Władysław Bartoszewski – polnischer Patriot und Freund der Bundesrepublik Deutschland

Freunde vergisst man nicht. Man gedenkt ihrer über ihren Tod hinaus. Das gilt im persönlichen Leben, und es gilt in der Geschichte der Völker. Einer der als polnischer Patriot ein Gedenken verdient, ist der am 14. April 2015 verstorbene Władysław Bartoszewski. Am 19. Februar 2022 wäre er 100 Jahre alt geworden. Aus diesem Anlass beschloss der polnische Senat am 26. November 2021, das Jahr 2022 Władysław Bartoszewski zu widmen, „dem großen Patrioten, dessen Credo für das für Polen bedeutsame Engagement zugunsten der Zukunft der demokratischen Republik Anerkennung verdient“, wie es in dem Senatsbeschluss heißt. Vorgesehen sind zahlreiche Veranstaltungen und Publikationen.

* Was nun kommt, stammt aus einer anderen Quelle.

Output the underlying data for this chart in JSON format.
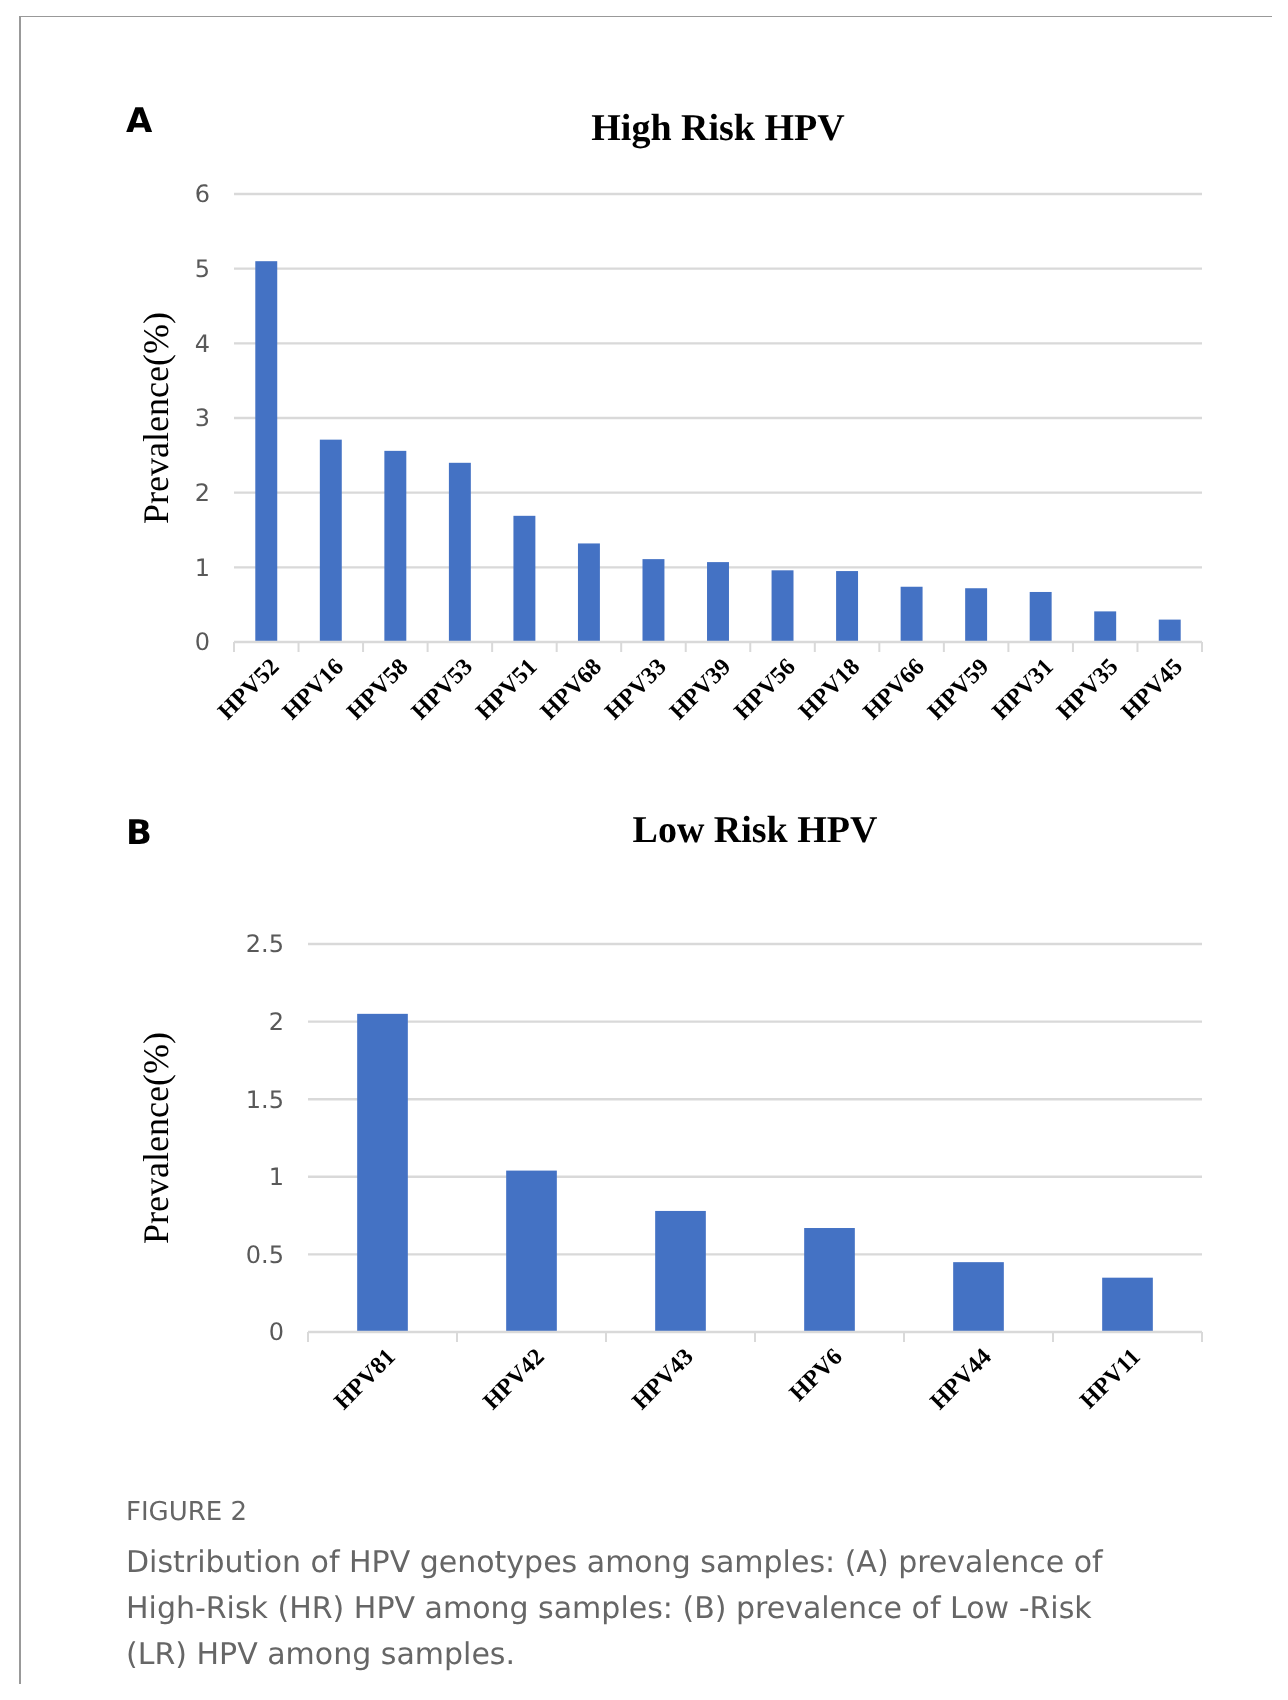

Freund der Bundesrepublik Deutschland

Eine gleiche Wertschätzung sollte Władysław Bartoszewski auch in Deutschland zuteilwerden. Als erster Pole in der Geschichte deutsch-polnischer Beziehungen und als Außenminister seines Landes hielt er 1995 zum 50. Jahrestag des Kriegsendes vor den versammelten Abgeordneten des Deutschen Bundestags und Bundesrats eine von ihnen mit einer minutenlangen standing ovation bedachten Rede. Er zeichnete nicht nur ein schonungsloses Bild vom Leiden der Polen unter deutscher Gewaltherrschaft, er nannte auch die von Polen mit zu verantwortende Vertreibung der Deutschen ein „Übel“, wenngleich ein geringeres im Vergleich zu dem, was sein Volk erlitten hat. Und er betonte, dass Deutsche und Polen nur gemeinsam eine Zukunft haben.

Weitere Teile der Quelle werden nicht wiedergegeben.